Читать книгу Nitric Oxide in Plants - Группа авторов - Страница 28

During water deficit, plant functioning (plant growth and photosynthesis) is affected adversely. However, through stomatal closure, plants can overcome a temporary drought. But in long-term drought situations, suppressed leaf expansion, leaf excision, and changes in root morphology have been observed. The vulnerability of different plants to water deficiency is largely dependent upon their structural and physiological modifications to water stress (Santisree et al. 2015).

It has been speculated that slight water deficiencies lead to an increased level of NO production in the roots of cucumber plant. Pretreatment with extrinsic NO, e.g. 100 μM sodium nitroprusside (SNP) and GSNO was capable of neutralizing drought-induced membrane impairment and peroxidation of lipid in water-deficient plants. SNP (200 μM), an NO donor, has also been recognized to employ a shielding effect (improved growth, rise in water content, and less oxidative destruction) in wheat plantlets under polyethylene glycol-induced water stress (Zeppel et al. 2015). The capability of NO to manage drought stress might be linked to its direct effect as an antioxidant, the effects on root physiology, and a role in closure of stomata. In guard cells, NO is involved in the stimulation of intracellular Ca²⁺release, and regulates Ca²⁺-sensitive K⁺ and Cl⁻ channels in the plasma membrane (Simontacchi et al. 2015).
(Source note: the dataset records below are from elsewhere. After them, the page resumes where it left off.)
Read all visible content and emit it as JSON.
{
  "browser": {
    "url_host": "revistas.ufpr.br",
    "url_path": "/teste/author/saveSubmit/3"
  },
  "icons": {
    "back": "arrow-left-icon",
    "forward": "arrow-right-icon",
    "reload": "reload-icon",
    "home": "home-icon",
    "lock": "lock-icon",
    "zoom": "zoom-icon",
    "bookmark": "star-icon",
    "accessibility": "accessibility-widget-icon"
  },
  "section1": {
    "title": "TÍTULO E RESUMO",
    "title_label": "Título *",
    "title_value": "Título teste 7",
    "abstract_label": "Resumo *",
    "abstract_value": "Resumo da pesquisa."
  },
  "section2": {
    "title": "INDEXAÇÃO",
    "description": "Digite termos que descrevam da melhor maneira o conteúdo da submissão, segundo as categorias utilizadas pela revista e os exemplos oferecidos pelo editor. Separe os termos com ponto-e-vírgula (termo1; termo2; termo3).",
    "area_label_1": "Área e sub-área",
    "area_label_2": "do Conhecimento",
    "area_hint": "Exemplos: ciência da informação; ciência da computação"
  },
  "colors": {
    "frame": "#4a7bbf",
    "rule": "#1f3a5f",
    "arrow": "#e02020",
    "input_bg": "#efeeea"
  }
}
In agriculture, one limitation is the low accessibility of some essential nutrients, which delivers varied surroundings to the plant. Plants have numerous mechanisms to extract minerals from the soil including major changes in the root growth pattern, the improved ability to obtain nutrients from depleted environments, and also the release of different substances that facilitate nutrient availability in the close proximity of roots, thus favoring their accumulation by roots. Recent study indicates that NO is involved in the modulation of these aforementioned mechanisms (Lambers et al. 2011). For example, in white lupin (Lupinus albus) at low phosphorus levels, the contribution of NO in plant responses has been observed and confirmed. Along with this plant, in other dicots and monocots, phosphorus deficiency mediates root branching followed by the release of exudates, comprising organic acids (Wang et al. 2014), which facilitate plants to increase P acquisition. From this perspective, it has been indicated that white lupin roots exposed to P deficiency exhibited heightened accumulation of NO, which was directly linked to the clustering of roots and increased exudation of citrate compounds. Sequentially, the addition of NO donors (e.g. SNP and GSNO) leads to the propagation of cluster roots, whereas NO scavengers (e.g. cPTIO [2-4-carboxyphenyl-4,4,5,5-tetramethylimidazoline-1-oxyl-3-oxide]) eradicate this progression (Palavan-Unsal and Arisan 2009).